In 2014, the Centers for Disease Control and Prevention reported a prevalence of 12.3% for diabetes mellitus in US adults aged 20 years and older—about 28.9 million people. A patient with diabetes mellitus who is considering refractive surgery should have a thorough preoperative history and examination, and the surgeon should pay special attention to the presence of active diabetic ocular disease. The blood sugar of a diabetic patient must be well controlled at the time of examination to ensure an accurate refraction. A history of laser treatment for proliferative diabetic retinopathy or cystoid macular edema indicates visually significant diabetic complications that typically contraindicate refractive surgery. Ocular examination should include inspection of the corneal epithelium to check the health of the ocular surface, identification of cataract if present, and detailed retinal examination. Preoperative corneal sensation should be assessed because corneal anesthesia can impede epithelial healing.
A retrospective review 6 months after LASIK in 30 eyes of patients with diabetes mellitus revealed a complication rate of 47%, compared with a complication rate of 6.9% in the control group. The most common problems in this study were related to epithelial healing and included epithelial loosening and defects. A loss of 2 or more lines of BCVA was reported in less than 1% of both the diabetes mellitus and control groups. However, 6 of the 30 eyes in the diabetes mellitus group required a mean of 4.3 months to heal because of persistent epithelial defects. The authors concluded that the high complication rate in these patients was explained by unmasking subclinical diabetic keratopathy.
Another retrospective review of 24 patients with diabetes mellitus who underwent LASIK demonstrated that 63% achieved UCVA of 20/25 or better. Three of the 24 eyes had an epithelial defect after surgery, and epithelial ingrowth developed in 2 of these eyes. No eye lost BCVA. In contrast, Cobo-Soriano and colleagues evaluated 44 diabetic patients (both insulin-dependent and non–insulin-dependent) who underwent LASIK in a retrospective, observational, case-controlled study and reported no significant difference in perioperative and postoperative complications, including epithelial defects, epithelial ingrowth, and flap complications between diabetic patients and control subjects.
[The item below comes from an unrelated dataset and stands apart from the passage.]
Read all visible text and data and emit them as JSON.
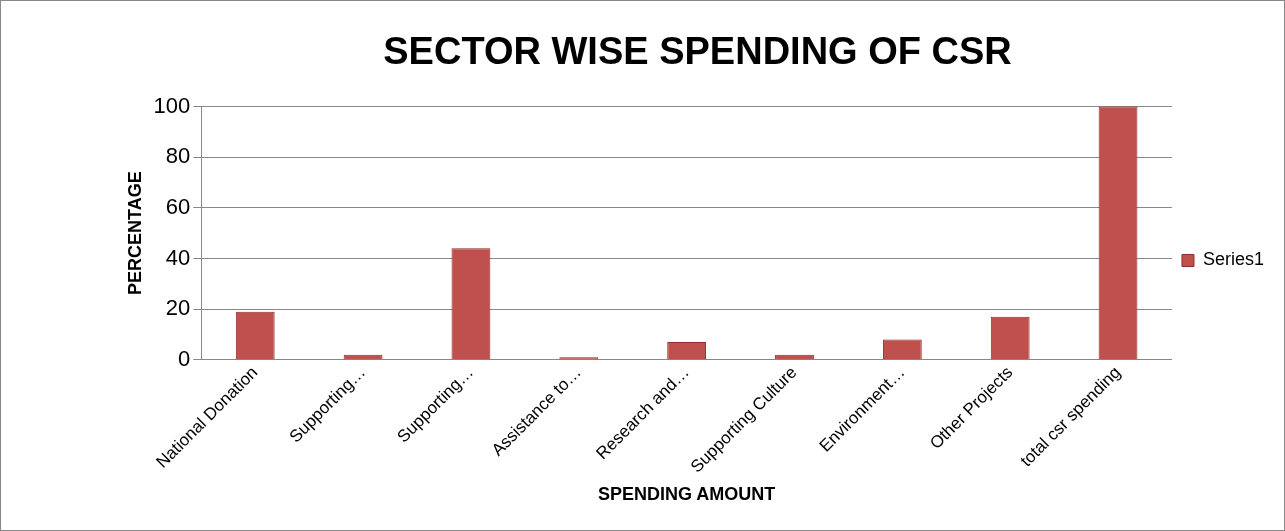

In light of these contradictory reports, refractive surgeons should exercise caution in the selection of patients with diabetes mellitus for refractive surgery. Intraoperative technique should be adjusted to ensure maximal epithelial health. To reduce corneal toxicity, the surgeon should use the minimal amount of topical anesthetic (preferably in the form of nonpreserved drops) immediately before performing the procedure. Patients with diabetes mellitus should be counseled preoperatively about the increased risk of postoperative complications and the possibility of a prolonged healing time after LASIK. They should also be informed that the procedure treats only the refractive error and not the natural history of the diabetes mellitus, which can lead to future diabetic ocular complications and associated vision loss.
Centers for Disease Control and Prevention. National Diabetes Statistics Report: Estimates of Diabetes and Its Burden in the United States, 2014. Atlanta, GA: U.S. Department of Health and Human Services; 2014.
Cobo-Soriano R, Beltrán J, Baviera J. LASIK outcomes in patients with underlying systemic contraindications: a preliminary study. Ophthalmology. 2006;113(7):1118.e1–e8.
Fraunfelder FW, Rich LF. Laser-assisted in situ keratomileusis complications in diabetes mellitus. Cornea. 2002;21(3):246–248.
Halkiadakis I, Belfair N, Gimbel HV. Laser in situ keratomileusis in patients with diabetes. J Cataract Refract Surg. 2005;31(10):1895–1898.
Jabbur NS, Chicani CF, Kuo IC, O’Brien TP. Risk factors in interface epithelialization after laser in situ keratomileusis. J Refract Surg. 2004;20(4):343–348.